Markert suggested closing the structure’s main door that faces Cherry Street and building a covering for an alleyway leading to the bottom floor entrance, used often for taking jail inmates to trial.

“At the very least, we need to have that covered, so people can’t see,” Markert said.

Sheriff’s deputies placed on each floor act as security in the structure. Detector wands are used near courtrooms on the second and third floors when foot traffic is expected to be high, mainly during criminal trials.

Warren County Sheriff Martin Pace, among judges and others in the meeting room while the two men spoke, took issue with elected officials talking security in a public setting with government access television cameras rolling. He declined to mention specifics of key security infrastructure at the courthouse.

“Some of the issues raised and some of the technology mentioned are things we actually have,” Pace said, adding he’d meet with supervisors soon on funding. “As for other issues, such as limiting access to only one entry point and metal detectors, these are issues that have been brought up many times before to the board. It always boils down to funding.”

Board President Bill Lauderdale pressed Markert and Waller for statistics on incidents at courthouses. The two men had brought up high-profile shootings of judges in the past decade in Wichita, Kan. and in Atlanta. Lauderdale favored screening people going into circuit and chancery court, on the upper floors of the buildings, but not those renewing car tags or checking on property taxes on the first floor. The Hinds County chancery court building uses such as arrangement.

“Normally, when we expend public funds, we usually have a reason for doing so,” he said. “Where are the statistics that show incidents in courthouses out of the tens of thousands we have in the country? We have other areas that need funding.”

“I’m all for getting some money up to put it in front of the courtroom. But to inconvenience people coming into the courthouse?”

Ideally, three people staff a magnetometer station with time built in for taking breaks, which would standardize the number of deputies in the courthouse.

“It would free up half the deputies standing around that can’t verify if anybody has anything,” Waller said.

Markert and Waller couldn’t specify any grant funds readily available for the county to pay for heightened security when asked by supervisors. Both acknowledged retrofitting security measures in a historic landmark is tricky, as was the case in Jackson and would be the case here. The Warren County Courthouse was built in 1940 and is a Mississippi Landmark.

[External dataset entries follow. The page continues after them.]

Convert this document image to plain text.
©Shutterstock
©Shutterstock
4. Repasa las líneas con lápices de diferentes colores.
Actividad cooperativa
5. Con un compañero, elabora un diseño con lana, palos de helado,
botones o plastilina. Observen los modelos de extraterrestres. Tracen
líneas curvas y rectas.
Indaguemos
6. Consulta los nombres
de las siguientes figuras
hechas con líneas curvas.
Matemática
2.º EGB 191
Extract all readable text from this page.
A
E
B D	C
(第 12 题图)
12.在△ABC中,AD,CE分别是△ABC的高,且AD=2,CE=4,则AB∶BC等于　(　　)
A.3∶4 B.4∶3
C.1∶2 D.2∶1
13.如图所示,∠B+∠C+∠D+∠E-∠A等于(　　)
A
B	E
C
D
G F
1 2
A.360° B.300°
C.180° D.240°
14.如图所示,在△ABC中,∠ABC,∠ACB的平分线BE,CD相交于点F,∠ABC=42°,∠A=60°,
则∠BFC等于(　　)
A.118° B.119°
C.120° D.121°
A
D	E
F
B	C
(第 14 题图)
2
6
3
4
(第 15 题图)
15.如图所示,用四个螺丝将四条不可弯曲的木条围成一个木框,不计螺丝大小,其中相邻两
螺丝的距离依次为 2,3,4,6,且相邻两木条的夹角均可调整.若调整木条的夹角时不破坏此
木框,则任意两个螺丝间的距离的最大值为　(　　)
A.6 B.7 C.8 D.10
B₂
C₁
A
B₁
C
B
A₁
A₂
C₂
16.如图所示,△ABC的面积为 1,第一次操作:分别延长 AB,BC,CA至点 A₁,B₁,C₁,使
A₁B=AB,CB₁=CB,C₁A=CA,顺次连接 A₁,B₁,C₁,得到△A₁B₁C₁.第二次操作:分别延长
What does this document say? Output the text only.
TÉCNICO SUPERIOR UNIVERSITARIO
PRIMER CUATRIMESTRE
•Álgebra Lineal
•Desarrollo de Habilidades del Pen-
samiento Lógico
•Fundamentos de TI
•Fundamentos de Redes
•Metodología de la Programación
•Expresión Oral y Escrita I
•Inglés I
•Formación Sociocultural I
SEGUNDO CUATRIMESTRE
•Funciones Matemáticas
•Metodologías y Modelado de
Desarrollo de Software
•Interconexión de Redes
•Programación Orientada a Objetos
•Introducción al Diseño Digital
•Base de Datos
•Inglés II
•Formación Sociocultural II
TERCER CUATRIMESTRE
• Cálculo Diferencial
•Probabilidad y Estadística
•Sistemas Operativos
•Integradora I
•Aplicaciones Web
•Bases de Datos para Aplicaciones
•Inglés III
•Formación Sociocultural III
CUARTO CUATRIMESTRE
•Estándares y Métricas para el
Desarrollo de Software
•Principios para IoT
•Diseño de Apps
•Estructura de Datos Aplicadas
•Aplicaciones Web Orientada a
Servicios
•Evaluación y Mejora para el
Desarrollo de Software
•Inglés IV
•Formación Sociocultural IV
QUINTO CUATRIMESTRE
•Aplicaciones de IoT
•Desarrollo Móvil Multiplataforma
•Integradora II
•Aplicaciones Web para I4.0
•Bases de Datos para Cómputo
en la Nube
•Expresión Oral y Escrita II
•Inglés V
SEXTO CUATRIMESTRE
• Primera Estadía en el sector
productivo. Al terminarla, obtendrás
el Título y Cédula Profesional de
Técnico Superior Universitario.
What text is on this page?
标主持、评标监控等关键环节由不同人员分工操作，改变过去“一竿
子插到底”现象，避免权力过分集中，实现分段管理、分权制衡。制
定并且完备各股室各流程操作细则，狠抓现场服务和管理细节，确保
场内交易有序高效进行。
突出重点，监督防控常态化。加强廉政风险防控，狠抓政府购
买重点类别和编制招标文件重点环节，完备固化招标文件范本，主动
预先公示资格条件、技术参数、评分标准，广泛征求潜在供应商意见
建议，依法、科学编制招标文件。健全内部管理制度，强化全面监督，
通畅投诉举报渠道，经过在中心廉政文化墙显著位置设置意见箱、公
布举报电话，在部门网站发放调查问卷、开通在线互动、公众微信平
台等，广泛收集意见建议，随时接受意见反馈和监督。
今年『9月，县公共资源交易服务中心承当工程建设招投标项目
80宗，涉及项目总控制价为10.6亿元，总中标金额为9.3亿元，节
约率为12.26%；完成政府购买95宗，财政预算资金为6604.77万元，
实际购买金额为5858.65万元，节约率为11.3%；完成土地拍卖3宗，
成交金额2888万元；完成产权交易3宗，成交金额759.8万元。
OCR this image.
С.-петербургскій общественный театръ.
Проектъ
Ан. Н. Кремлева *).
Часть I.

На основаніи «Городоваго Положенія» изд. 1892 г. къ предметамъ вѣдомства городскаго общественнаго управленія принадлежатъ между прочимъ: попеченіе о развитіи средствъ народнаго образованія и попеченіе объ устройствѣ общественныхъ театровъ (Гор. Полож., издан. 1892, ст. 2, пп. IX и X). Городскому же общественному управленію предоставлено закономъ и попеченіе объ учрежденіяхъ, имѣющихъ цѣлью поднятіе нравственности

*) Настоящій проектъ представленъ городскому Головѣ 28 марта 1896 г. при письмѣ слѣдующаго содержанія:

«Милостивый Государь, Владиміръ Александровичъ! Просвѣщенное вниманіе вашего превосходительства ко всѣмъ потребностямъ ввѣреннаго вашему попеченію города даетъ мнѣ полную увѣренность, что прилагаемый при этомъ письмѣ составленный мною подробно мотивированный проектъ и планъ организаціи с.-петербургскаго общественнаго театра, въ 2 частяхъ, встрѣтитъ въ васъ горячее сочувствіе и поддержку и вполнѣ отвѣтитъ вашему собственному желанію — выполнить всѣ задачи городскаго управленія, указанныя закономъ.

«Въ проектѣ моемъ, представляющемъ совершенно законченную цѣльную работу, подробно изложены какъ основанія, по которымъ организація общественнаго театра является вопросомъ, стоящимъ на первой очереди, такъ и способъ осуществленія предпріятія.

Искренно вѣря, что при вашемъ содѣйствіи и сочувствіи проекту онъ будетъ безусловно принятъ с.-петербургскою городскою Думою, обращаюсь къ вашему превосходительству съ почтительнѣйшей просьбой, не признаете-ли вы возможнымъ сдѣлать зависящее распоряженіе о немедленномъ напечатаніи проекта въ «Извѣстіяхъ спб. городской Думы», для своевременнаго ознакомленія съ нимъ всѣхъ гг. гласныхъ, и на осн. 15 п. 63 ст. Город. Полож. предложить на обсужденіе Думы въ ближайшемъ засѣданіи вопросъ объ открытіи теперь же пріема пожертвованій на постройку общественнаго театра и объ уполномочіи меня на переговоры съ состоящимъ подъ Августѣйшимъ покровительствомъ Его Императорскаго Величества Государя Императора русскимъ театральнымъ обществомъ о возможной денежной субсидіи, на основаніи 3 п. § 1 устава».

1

It’s also inside the Vicksburg’s historic preservation district, where all renovations are subject to approval from the city.

“It’s as old as Bill Lauderdale,” Waller joked at one point during the presentation.

The 55,224-square-foot Warren County Courthouse, still casually referred to locals as the “new” courthouse, was built for $375,000 as a Works Progress Administration project. Ornate light fixtures are present throughout the building, as well as soapstone in some of the exterior. Images of corn husks are inscribed on staircase posts and on tower lights outside, which local historians have said resulted from a mixup at an equipment supplier in the Midwest.